Зерна судьбы - стр. 13
После душа, натёрла коленку Випросалом, съела две ложки каши, половину детского творога, запила всё это кофе и оживилась. Теперь, перед встречей, требуется сразить Ольку экстравагантным стилем и элегантным видом. Мария Петровна залезла на антресоли, достала коробку с замшевыми сапогами, высокими, прикрывающими колени. Обнаружила в процессе поисков широкополую шляпу с теснёнными полями, которую она лет 20 назад купила в Париже. Достала чёрное австрийское демисезонное пальто с крупной кружевной манишкой и меховым воротником-стойкой. Отыскала кружевные перчатки и задумалась: можно ли в свои 65 лет надеть мини-юбку? Решила, что нужно. Маленькая чёрная замшевая сумочка через плечо завершила образ, а умело и мастерски наложенный макияж – скинул лет 20.
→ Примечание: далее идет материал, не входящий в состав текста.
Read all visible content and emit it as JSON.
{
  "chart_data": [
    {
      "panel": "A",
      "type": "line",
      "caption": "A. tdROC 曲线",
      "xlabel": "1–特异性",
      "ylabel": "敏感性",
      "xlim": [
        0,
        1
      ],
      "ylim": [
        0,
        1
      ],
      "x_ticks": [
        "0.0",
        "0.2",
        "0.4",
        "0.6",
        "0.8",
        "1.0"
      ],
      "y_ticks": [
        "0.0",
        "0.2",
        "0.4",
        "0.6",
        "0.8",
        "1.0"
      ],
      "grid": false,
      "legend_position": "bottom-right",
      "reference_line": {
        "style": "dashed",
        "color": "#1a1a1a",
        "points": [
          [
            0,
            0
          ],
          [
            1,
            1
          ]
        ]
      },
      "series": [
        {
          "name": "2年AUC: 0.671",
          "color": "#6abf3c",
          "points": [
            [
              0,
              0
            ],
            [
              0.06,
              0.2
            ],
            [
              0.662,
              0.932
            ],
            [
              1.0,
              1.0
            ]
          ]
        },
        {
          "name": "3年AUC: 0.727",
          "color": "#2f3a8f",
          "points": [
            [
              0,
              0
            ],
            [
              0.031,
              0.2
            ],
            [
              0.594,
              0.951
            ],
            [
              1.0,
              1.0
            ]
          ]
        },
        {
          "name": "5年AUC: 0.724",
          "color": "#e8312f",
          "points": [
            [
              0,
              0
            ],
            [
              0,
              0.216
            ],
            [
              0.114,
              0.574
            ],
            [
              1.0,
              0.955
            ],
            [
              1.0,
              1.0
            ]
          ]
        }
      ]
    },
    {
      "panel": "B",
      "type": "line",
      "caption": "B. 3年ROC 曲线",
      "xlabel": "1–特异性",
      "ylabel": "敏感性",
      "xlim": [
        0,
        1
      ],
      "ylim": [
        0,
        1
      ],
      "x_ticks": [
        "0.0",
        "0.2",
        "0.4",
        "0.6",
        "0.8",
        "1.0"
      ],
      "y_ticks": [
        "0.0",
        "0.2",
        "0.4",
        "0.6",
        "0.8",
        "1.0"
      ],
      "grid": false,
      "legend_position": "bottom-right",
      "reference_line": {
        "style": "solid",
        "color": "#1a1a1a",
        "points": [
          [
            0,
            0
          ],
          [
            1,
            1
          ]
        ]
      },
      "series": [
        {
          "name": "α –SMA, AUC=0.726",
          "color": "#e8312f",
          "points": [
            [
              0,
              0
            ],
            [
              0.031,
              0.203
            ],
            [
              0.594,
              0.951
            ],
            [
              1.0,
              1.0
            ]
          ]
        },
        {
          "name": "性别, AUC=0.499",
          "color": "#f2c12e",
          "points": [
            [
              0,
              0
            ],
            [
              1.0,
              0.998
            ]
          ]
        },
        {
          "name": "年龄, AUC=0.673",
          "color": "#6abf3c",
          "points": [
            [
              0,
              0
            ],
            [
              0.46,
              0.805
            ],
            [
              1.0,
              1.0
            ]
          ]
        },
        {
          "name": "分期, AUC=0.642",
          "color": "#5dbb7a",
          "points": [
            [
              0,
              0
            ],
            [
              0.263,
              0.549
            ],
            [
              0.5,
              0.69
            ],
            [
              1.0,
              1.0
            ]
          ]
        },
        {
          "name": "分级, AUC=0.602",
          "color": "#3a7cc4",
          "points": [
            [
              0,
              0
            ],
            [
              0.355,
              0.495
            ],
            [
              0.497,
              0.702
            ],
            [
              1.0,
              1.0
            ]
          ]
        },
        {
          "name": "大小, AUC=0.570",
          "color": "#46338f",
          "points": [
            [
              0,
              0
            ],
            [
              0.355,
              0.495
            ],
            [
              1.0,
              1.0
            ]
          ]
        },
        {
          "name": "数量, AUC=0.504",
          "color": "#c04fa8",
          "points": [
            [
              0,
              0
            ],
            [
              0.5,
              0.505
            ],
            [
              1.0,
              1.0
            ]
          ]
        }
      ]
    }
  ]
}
Как известно, ничего так не обезболивает бренное тело, как сцена. Практически все актёры и актрисы повествуют о том, что когда всё болит, а театр полон, берёшь себя в руки, выходишь на сцену и летаешь как пушинка. Куда все боли деваются – не понятно. Сцена – наркотик! В данном случае сценой для Машеньки был мир за дверями её квартиры. Она осторожно выкатилась на улицу, надела кружевные перчатки, поблагодарила Пушкина за то, что его вечное замечание: «…зимы ждала, ждала природа, снег выпал только в январе…», всё чаще и чаще сбывается в последнее время. Сегодня, 28 декабря, был именно тот день, когда зимой и не пахло. Мария Петровна, постукивая каблучками, неторопливо направилась к метро. «Сцена» творила своё наркотическое дело. Походка становилась всё легче и стремительнее. О коленке Машенька совсем забыла.
Встреча, овеянная горячими воспоминаниями студенческих лет, обрушилась на подружек как поток живительной силы молодости. Пока они бродили по залам Пушкинского музея, Машенька с восторгом смотрела на еще более постройневшую Ольку. Лица, с портретов Гейнсборо, такие задумчивые и живые, с такими многозначительными взглядами, смотрели из далёкого прошлого, и казалось ужасным то, что их тела давным-давно истлели и только эти полотна сохраняют их в памяти людей.
– Автопортрет художника написан в стиле Ренуара, хотя нет, этого не может быть, думала Машенька, – ведь Ренуар родился лет на 60 позже. Быть может, это он взял у Томаса Гейнсборо эту манеру письма?
– Слушай Маш, – Олька дышала ей в ухо, и её шёпот слышали все, – по-моему, он пишет в стиле Ренуара.
– Ты, рыбка, озвучила мою мысль! Хочу предложить слиться в кафе, а то уже вечереет.
Шампанское в шумном кафе оказалось полусладким. Гремящая музыка не давала душевно пообщаться. Тихий Гоголевский бульвар с деревьями, опутанными сверкающими фонарями к Новому году, вернул на короткое время ту неспешность и тишину сердечного общения и понимания близкого человека. Отчуждённость ушедших лет растворилась в шампанском и на время исчезла. Какая-то грусть, бесконечная как вселенная, обняла три фигурки, медленно бредущие по бульвару. Все молчали. Каждый думал о том, будет ли ещё когда-нибудь такая встреча? У метро расстались, твёрдо обещая тусоваться хотя бы в социальных сетях. Олька взяла такси и уехала в гостиницу. Шурочка побежала в парикмахерскую, куда была записана заранее, чтобы навести сияющую красоту перед Новым годом, а Маша решила заехать в маленький магазинчик, где когда-то покупала свой любимый коньяк. Ведь нужно же когда-то начинать готовиться к Новому году.